Les périphéries d’une grande ville comme Milan sont souvent le théâtre de diverses urgences qui alimentent les pages des faits divers et inquiètent l’opinion publique : squats, immigrés non intégrés, bandes de jeunes, grande et petite criminalité…
On parle cependant rarement du rôle fondamental, souvent silencieux, que jouent certaines femmes pour l’intégration entre les différentes nationalités et générations dans ces lieux de frontière. Devant l’étal d’un marché, en attendant à un arrêt de bus ou dans la queue chez le pédiatre, à partir d’un petit détail de la vie quotidienne, on commence à raconter sa propre histoire et l’on découvre qu’on est plus proches qu’on ne l’imaginait. Parmi ces femmes de la périphérie, encore moins connues, il y a aussi quelques religieuses. Je ne rapporte que deux exemples. Dans le quartier de Baggio, trois Sœurs de l’Annonciation deux institutrices et une assistante sociale, filles spirituelles de saint Charles de Foucauld habitent depuis cinq ans dans un immeuble de logements sociaux. De l’autre côté de la ville, les Sœurs de l’Adoration du Saint-Sacrement, des moniales bénédictines cloîtrées, se sont installées depuis septembre dernier dans le quartier de Quarto Oggiaro.
Dans la diversité de leur vie, ces femmes consacrées suscitent la sympathie de ceux qui les rencontrent, avant tout des enfants, qui se retrouvent à prier avec elles et pour elles, mais aussi de nombreuses personnes qui se proposent pour rendre un service utile à leurs communautés ou pour partager un repas.

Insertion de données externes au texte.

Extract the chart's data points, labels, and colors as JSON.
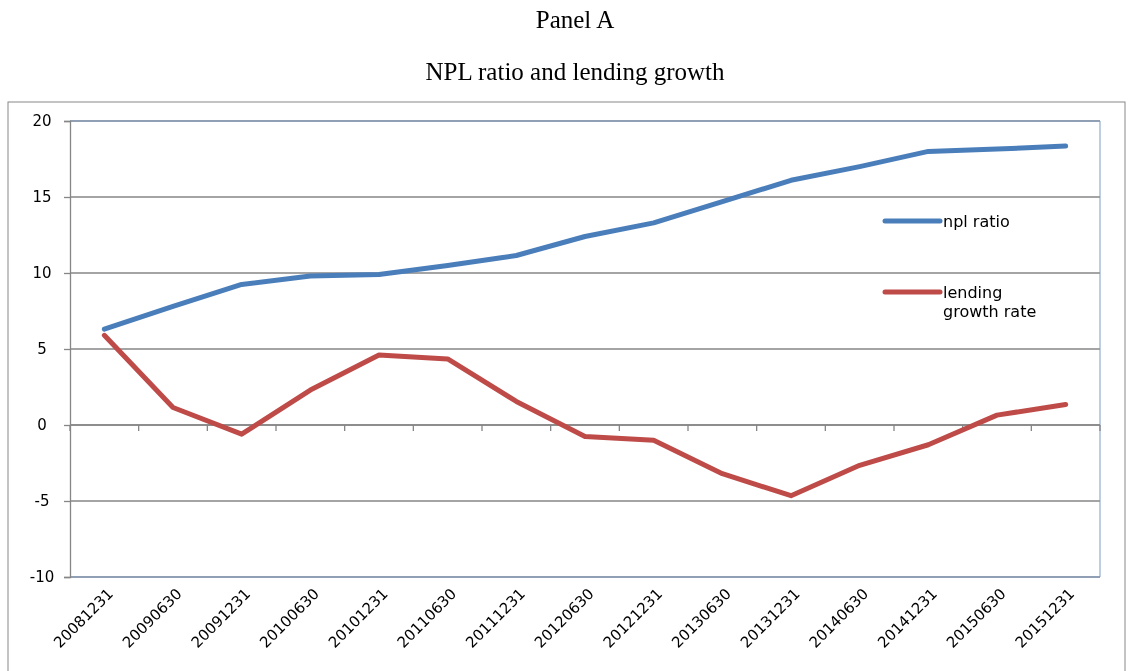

Ces présences féminines, si différentes de l’idée commune de la femme, si différentes entre elles et pourtant si unies dans le don de leur vie au Christ, permettent de briser des barrières sociales et culturelles qui semblent parfois insurmontables. Cela vaut la peine de raconter deux épisodes. Un après-midi, les bénédictines ont rencontré une vingtaine de mères musulmanes. Après un échange de récits de vie, des questions plus intimes commencent à être posées : « Comment vivez-vous la jalousie entre vous ? » ; « Pourquoi portez-vous une bague au doigt ? » ; « Que signifie le port du voile pour vous ? ». Une familiarité inattendue.
À quelques kilomètres de là, les Sœurs de l’Annonciation ont inscrit au calendrier de leurs nombreuses rencontres quotidiennes et inattendues, une visite avec quelques étudiantes bénévoles chez une dame qui ne prend plus du tout soin d’elle-même : on la voit habituellement errer dans la rue en pyjama. Pour cette occasion, la dame s’est sentie tellement honorée qu’elle est allée chez le coiffeur et a même acheté trois verres pour offrir un thé à ses invitées. Elles sont restées ensemble toute la matinée.
Les urgences des périphéries subsistent et pourtant, parmi ces femmes qui donnent leur vie, s’ouvrent des voies inédites de dialogue et de rencontre. Ce sont des voies que seules les femmes savent tracer.